Me, in the middle, acting really excited about pasta in a can.

I attended school when it fit into my schedule, but that became an increasingly uncommon occurrence. Unlike most extra-curricular activities, my job was not only during after-school hours. Even if a commercial audition happened to be at 4 p.m., memorizing the lines, getting dressed, commuting an hour into Toronto and finding the casting office, all in the days before GPS, took much of the afternoon. In my mother’s small faux-leather day reminder from 1983, her all caps, excited handwriting reveals, “SCHOOL STARTS!” on September 6
th
. At some point, that got scratched and replaced with an equally enthusiastic “12:30 COMMERCIAL SHOOT FOR FLORIDA ORANGE GROWER’S ASSOCIATION!”

Oh, Craps

It’s easy to assume that all children have a childhood. It’s right there in the name. At the time, I assumed that what I was doing
was
childhood. What else could it be when you are eight years old? Mine just seemed to be a childhood in which I worked for a living, read through contracts, and was rarely around other kids. But childhood is supposed to be full of freedom, exploration, and silliness. I had those things to some extent, but there was also an enormous amount of responsibility. It was a different kind of responsibility than the one that dictated that you should put on clean underwear and never poke the dog in the eye. It was a responsibility to an entire production company. There was no room for being a moody little kid who wanted to throw a temper tantrum and not show up for work one day—I would have been sued for breach of contract.
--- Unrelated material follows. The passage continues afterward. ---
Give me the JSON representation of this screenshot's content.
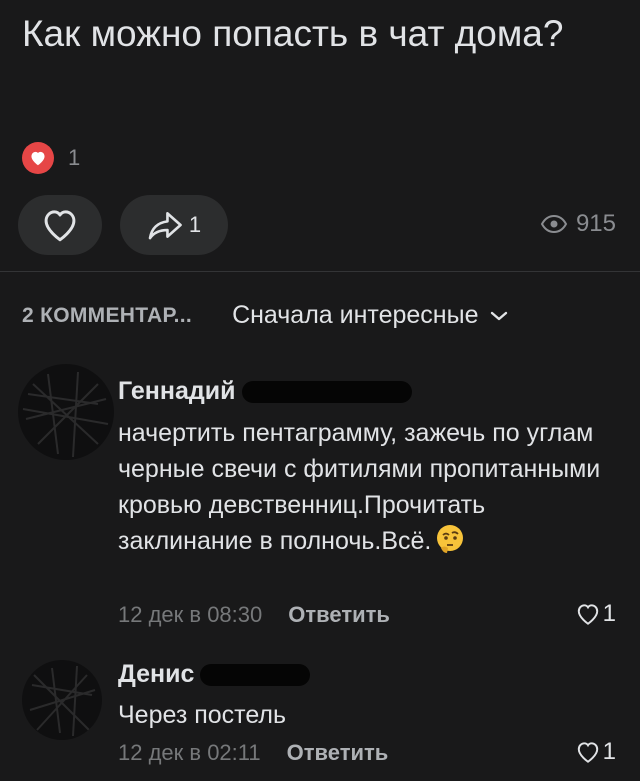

The money issue also complicated the whole childhood categorization. My family never focused on the money but I was aware that there was a financial exchange involved. I suspected money was a big deal because my family didn’t have a ton of it. When I was nine, my parents talked to me about investments, and asked if it was okay to use some of my commercial income to help buy our modest house. After we moved in, I asked my mother which part of the house I had paid for. She quickly
changed the subject and suggested that I go play in my room. I asked for clarification—was my room the part that I had bought? The look on my mother’s face told me that this was not a good line of questioning. We didn’t talk about money much after that, which seemed to make everyone more comfortable.

By the way, none of this is in the spirit of
Oh, poor me.
A regular childhood doesn’t sound all that great, either. There is bullying in school, peer-pressure, and competition. That all sounds like total shit, too. My particular brand of shit was not any worse than that; it’s just that childhood kind of sucks. You have so little influence in your own life; you can’t drive or pick out your own clothes and everyone is way taller than you. Did I have a childhood? Not really. Did I want one? Not really.

At a thrift store, my mother fished through a wicker basket of buttons and found me a pin for the collar of my faded jean jacket that read, “Why be normal?” I adopted it as my mantra and adjusted to the strangeness of spending the majority of my time with grown-ups. There were surely some kid things I missed. For example, I can’t come up with a single nursery rhyme and I have no clue how to play jacks. Instead, I learned different types of games.